For the second time in my life, I’ve tried to cycle from London to Brighton. The first time was a decade ago and my girlfriend at the time sprained her ankle in Lewisham. She was determined, but in Croydon, she was forced to admit defeat and we turned back. I kept the map, though.
There’s a few changes. The route no longer starts at Cutty Sark.
It’s a wee bit north of there now and you can’t see the start sign from following the extension of (21).
It still winds through Greenwich, obviously, but the area has changed dramatically. When I first went along the route, the area was slightly alarming. There were neglected estates with burned sofas in front of their houses and cops knocking on doors. Now there’s a lot of construction displacing a really cool looking arts sector which likely displaced the residents there previously.
I found both times that taking route 21 to Croydon is a lovely relaxed ride that manages to wend through parks and offroad or low traffic paths until it gets to Addington, which is where I stopped for lunch.
There were a lot of blue ribbons tied to things, which I don’t know anything about.
Shortly after that the route got more rural and there were unpaved sections, which, because this is England, were lined with brambles and stinging nettles.
As I got into Surrey, the offroad paths got less and less well maintained. They were made up mostly of loose gravel. A lot of them has deep gulleys running through the middle, where water had drained down them. They looked like they hadn’t been maintained in quite some time. I don’t think they’re at all appropriate for touring.
The views were nice, though.
My original plan for this trip was to take my dog in a trailer and spend two days. I was persuaded instead, though to leave the dog behind and try to do it in one day.
I like to think of myself as an experienced touring cyclist, but it turns out that going slowly with a dog is quite different than going slowly without a dog. For instance, I don’t really have a good reason for my extremely glacial pace. The other is that if one is towing a dog trailer down a steep incline covered with loose rocks, there are a lot of things to worry about, but the bicycle flipping up over the handlebars is not one of them.
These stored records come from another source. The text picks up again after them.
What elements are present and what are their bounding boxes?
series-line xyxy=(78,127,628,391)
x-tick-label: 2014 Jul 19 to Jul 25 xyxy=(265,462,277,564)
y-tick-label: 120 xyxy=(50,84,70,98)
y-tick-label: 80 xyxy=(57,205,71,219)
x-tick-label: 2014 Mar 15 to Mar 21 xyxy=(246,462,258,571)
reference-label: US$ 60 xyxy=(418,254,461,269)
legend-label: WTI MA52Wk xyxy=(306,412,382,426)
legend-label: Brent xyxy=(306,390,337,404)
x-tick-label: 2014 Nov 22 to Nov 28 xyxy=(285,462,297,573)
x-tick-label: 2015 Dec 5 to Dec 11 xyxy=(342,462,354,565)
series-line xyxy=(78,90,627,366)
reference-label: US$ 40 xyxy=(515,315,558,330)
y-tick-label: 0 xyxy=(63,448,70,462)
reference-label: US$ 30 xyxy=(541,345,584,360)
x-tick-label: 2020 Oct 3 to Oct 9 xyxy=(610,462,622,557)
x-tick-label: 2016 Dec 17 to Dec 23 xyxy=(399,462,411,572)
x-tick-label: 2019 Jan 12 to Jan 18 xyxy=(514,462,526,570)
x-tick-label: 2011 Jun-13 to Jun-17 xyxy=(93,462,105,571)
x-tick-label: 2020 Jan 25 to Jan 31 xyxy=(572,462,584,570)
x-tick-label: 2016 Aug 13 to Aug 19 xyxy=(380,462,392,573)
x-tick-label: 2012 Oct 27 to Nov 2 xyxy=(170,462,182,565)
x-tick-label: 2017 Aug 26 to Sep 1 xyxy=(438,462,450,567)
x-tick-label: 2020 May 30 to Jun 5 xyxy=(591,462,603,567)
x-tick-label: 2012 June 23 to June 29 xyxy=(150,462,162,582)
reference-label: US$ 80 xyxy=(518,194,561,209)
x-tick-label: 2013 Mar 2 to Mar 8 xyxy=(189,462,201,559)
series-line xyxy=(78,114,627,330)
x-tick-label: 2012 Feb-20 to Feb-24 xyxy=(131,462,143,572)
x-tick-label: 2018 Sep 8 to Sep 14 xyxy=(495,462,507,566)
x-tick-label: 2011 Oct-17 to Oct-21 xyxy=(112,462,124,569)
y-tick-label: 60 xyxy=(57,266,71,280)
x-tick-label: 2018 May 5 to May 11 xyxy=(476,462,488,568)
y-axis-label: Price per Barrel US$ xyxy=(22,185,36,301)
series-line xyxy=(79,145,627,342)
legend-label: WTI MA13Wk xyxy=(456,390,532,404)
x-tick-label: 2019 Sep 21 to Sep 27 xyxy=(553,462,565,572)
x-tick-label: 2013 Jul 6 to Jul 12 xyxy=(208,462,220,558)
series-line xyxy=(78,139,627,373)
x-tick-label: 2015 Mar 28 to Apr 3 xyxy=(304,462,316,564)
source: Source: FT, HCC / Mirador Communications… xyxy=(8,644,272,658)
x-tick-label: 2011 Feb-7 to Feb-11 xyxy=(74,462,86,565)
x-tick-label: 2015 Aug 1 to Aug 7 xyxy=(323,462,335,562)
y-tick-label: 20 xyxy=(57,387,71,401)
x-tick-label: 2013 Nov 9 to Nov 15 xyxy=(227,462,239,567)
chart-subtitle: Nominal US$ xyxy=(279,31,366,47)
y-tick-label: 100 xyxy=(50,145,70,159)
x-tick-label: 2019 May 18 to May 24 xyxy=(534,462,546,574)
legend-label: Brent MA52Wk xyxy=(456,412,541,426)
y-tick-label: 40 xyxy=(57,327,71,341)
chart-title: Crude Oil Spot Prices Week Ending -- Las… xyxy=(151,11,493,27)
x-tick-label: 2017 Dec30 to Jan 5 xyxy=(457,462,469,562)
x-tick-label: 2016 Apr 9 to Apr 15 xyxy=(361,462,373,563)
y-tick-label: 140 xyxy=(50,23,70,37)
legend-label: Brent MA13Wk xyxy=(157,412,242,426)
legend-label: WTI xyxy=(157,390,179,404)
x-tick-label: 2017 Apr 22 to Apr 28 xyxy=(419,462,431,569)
I very nearly flipped my bicycle at least once and nearly bit it a few times.
It felt like I did a lot of time walking. Also, Gravelly Hill is very well-named.
As I got to the M25, the paths improved tremendously and the views were still very nice.
I got to Red Hill, which was where I had been planning to sleep and it was already kind of late in the afternoon. I switched from the 21 to the 20 to get to Brighton. The shadows got longer. I looked at my map and saw that I had 25 miles to go and two hours until dark. The smart thing to do would have been to give up, but I pressed on until I got to a place called Hand Cross. My legs were trembling from exhaustion and twilight was falling. There’s no train station there and the infrequent buses were only going north, where I could get a train back south.
A cabbie pulled out of his driveway just a few meters away and I flagged him down to get a ride the rest of the way into Brighton. It was 40 minutes just by car.
Route 20 had been mostly been on extremely fast moving frontage roads next to the motorway. As I looked out the cab windows, I could see it continue, right in the pollution next to the road and I swear I thought I saw some section of it where it was actually on the margin of the motorway!
I went about 50 miles in all, which I’m very disappointed by. I could go the same distance normally with a dog. But, I did get almost all of the uphill and a lot less of the downhill and did get stuck walking a fair amount. The last part that I missed out on did not look like it was fun.
Indeed, I’m not sure how much any of it was fun. The on-road parts had aggressive cars coming much too close, especially around Croydon. The offroad parts were even more dangerous. I thought about who I could report the problems to, but as the UK is about to embark on economic self-destruction, there’s not much hope they’ll ever get fixed.
This is probably the last time I’m going to even bother trying to follow a national cycle route in the south east. Maybe they’re better in other parts of England or in Scotland, but the ones that set off from London seem to go to absolute shit once I get out of the sprawl.